From Wildlife Activist to Terror Suspect in 1 Day-

I debated whether to put this here or on 'State of Denial', and eventually decided that the acts of reading, writing and speaking are closely allied enough to include it here.

There are a variety of stories about this on the internet, but this one, from the Sierra Club website, includes an update where the Army Corps of Engineers is caught lying about sending Mr. Bensman's name to the FBI as a possible terror suspect, even when the Corps knew very well that the information they were forwarding was false...

The Army Corps Admits it Lied

Alton, Illinois -- Jim Bensman, the Sierra Club activist who was being "investigated" by the FBI as a terrorist because he stood up at a public hearing being held by the Army Corps of Engineers and suggested that the Corps should pursue its idea of removing some dams to improve fish habitat, has now discovered that the Corps lied when it denied having turned him into the FBI as a suspect. In a response to The Alton Telegraph the Corps now says:

"On July 26, the Telegraph had an article on the day following the public meeting; we sent that article to our district staff. We had some employees who pointed out that the article attributed certain statements to Mr. Bensman. Our security officer's determination, based on U.S. Army regulations concerning possible threats to public facilities, was that the article should be forwarded to the appropriate federal agency, the FBI, for their consideration to determine whether there was a threat or not."

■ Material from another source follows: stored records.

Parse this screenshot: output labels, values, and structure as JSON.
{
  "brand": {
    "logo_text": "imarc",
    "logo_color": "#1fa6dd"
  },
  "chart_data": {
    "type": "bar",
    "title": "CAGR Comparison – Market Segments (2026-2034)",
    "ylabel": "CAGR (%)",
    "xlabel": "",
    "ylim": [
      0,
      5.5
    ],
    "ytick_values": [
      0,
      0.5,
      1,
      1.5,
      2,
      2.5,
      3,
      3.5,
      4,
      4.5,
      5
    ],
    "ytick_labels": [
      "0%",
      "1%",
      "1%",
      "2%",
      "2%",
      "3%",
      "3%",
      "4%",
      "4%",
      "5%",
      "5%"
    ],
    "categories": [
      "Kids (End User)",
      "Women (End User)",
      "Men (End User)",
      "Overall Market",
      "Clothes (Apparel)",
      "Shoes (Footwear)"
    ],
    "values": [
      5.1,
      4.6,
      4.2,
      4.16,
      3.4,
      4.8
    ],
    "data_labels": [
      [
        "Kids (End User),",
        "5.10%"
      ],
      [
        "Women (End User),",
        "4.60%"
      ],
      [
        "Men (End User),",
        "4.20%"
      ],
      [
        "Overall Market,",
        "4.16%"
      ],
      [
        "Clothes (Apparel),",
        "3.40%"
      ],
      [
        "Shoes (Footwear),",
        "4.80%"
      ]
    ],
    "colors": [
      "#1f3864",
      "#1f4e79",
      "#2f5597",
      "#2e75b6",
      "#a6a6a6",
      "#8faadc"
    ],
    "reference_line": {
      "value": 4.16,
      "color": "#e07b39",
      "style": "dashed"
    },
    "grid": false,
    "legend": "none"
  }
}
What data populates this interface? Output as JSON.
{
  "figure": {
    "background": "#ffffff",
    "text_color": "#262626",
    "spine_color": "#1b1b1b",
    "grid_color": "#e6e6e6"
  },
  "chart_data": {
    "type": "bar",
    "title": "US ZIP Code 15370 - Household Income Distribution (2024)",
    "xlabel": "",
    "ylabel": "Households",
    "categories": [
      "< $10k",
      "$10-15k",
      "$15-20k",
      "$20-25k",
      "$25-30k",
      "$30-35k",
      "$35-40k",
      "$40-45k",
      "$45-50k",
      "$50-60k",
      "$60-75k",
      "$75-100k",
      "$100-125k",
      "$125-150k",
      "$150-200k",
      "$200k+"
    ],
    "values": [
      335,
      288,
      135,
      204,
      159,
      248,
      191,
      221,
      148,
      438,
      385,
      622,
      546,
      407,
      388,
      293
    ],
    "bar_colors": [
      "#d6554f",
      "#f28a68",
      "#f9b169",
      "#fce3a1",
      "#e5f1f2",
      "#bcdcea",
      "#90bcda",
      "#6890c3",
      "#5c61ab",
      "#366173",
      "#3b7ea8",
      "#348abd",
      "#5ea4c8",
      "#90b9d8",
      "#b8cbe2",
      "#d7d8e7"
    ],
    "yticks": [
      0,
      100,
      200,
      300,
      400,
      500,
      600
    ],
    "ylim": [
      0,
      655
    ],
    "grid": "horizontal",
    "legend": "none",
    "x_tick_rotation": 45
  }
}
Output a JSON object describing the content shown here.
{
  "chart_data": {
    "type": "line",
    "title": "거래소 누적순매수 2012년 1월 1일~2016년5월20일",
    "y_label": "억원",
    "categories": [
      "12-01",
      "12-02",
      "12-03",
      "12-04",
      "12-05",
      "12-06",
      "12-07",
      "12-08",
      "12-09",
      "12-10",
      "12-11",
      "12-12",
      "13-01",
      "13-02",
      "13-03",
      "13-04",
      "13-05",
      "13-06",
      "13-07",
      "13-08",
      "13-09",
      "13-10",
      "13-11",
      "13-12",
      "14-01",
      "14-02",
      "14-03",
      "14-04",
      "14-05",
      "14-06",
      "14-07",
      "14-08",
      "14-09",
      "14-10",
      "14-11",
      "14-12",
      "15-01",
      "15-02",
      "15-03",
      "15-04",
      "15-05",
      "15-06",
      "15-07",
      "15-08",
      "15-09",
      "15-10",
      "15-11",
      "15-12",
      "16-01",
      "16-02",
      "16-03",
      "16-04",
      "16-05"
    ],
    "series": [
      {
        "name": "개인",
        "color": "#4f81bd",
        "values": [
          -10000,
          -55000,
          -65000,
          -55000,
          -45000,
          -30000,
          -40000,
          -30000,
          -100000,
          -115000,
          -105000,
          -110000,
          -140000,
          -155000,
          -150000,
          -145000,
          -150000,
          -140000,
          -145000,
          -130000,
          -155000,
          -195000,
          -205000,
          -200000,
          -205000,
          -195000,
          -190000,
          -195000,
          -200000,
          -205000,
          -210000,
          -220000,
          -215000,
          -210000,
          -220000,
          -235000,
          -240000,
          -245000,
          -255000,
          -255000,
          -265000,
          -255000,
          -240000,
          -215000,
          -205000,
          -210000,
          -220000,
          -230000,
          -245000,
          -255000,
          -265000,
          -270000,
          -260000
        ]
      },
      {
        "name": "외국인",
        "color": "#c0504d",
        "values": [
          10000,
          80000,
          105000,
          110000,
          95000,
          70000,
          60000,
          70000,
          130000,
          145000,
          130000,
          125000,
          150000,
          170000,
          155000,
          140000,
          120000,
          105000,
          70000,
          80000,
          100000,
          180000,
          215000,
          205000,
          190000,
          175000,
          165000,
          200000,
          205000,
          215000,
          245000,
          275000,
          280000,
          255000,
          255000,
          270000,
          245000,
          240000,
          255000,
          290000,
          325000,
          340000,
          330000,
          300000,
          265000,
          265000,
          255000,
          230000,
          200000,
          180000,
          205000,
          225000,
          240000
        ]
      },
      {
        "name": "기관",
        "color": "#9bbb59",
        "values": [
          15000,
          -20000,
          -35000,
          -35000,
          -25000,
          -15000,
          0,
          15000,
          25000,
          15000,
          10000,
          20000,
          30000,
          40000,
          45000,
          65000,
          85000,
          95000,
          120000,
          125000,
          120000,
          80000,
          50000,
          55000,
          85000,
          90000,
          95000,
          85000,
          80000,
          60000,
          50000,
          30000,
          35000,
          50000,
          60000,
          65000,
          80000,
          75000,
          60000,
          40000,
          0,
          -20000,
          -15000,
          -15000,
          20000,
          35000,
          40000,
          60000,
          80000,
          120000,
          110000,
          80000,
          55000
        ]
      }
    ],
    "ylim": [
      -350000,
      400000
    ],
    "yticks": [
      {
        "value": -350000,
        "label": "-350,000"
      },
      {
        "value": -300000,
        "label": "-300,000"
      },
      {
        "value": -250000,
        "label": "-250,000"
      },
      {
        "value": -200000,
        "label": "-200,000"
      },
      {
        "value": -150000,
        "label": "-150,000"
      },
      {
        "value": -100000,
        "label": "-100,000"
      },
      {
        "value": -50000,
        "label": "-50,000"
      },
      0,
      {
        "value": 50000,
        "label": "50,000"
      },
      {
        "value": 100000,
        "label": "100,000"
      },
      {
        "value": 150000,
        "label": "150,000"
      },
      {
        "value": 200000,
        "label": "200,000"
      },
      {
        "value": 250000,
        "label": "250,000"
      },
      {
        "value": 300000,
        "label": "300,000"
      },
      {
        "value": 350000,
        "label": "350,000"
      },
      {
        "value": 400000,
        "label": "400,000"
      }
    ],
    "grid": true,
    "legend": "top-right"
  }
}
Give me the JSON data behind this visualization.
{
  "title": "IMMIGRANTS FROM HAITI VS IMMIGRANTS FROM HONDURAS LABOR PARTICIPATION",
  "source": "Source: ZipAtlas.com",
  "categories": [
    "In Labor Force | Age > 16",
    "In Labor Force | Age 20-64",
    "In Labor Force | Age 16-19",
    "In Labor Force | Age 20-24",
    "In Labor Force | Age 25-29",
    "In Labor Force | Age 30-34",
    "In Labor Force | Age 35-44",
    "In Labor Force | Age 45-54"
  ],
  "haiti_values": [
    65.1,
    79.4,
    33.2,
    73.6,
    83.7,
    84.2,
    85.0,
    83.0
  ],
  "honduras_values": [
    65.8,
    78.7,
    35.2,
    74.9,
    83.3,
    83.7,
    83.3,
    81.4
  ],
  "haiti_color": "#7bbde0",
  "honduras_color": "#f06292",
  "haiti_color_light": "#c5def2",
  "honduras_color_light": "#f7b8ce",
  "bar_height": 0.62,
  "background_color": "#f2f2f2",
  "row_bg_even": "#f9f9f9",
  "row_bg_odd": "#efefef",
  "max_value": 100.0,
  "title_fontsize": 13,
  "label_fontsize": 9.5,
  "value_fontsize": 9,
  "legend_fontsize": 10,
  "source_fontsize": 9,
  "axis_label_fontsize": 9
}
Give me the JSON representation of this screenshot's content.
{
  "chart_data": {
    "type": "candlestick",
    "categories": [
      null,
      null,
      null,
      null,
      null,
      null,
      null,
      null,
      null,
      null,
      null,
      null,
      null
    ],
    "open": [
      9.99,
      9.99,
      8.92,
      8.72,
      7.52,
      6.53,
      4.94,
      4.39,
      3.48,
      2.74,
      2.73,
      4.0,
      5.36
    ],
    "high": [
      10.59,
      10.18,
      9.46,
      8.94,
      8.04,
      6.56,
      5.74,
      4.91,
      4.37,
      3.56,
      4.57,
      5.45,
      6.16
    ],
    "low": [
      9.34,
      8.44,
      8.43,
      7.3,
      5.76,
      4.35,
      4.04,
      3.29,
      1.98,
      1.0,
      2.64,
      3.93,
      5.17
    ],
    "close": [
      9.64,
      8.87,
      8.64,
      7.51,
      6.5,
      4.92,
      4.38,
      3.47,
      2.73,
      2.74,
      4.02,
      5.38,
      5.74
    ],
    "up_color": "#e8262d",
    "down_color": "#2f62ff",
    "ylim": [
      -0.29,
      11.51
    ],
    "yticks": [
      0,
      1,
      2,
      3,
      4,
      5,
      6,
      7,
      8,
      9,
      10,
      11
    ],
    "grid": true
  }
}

This item appears only a day after the Army Corps denied to the New York Times that it had asked the FBI to investigate Jim. Now the Army Corps admits that it sent the FBI a newspaper story which incorrectly said that Jim Bensman had suggested "blowing up dams" when this suggestion was actually the Army's own idea -- Jim simply said it was worth looking into. The Corps had prepared the PowerPoint presentation that had the picture of dams being blown up. They were aware that it was their idea, not Jim's; therefore, they knew that the article they sent the FBI was wrong. And the Corps further admits that it did not send the FBI the transcript of the hearing which would have clearly shown the FBI that Jim did not even make the statement which allegedly warranted turning his name over to the Bureau in the first place.

It's difficult to avoid the conclusion that the Army Corps of Engineers decided to set up one of their critics for an FBI investigation using a bogus charge based on a newspaper article the Corps knew was false. They withheld from the Bureau information in their possession which they knew exonerated Jim. They may well have assumed that eventually the FBI would learn the truth and drop the investigation, as the Bureau in fact did -- but in the meantime they were harassing Jim, and, one suspects, hoping to intimidate him.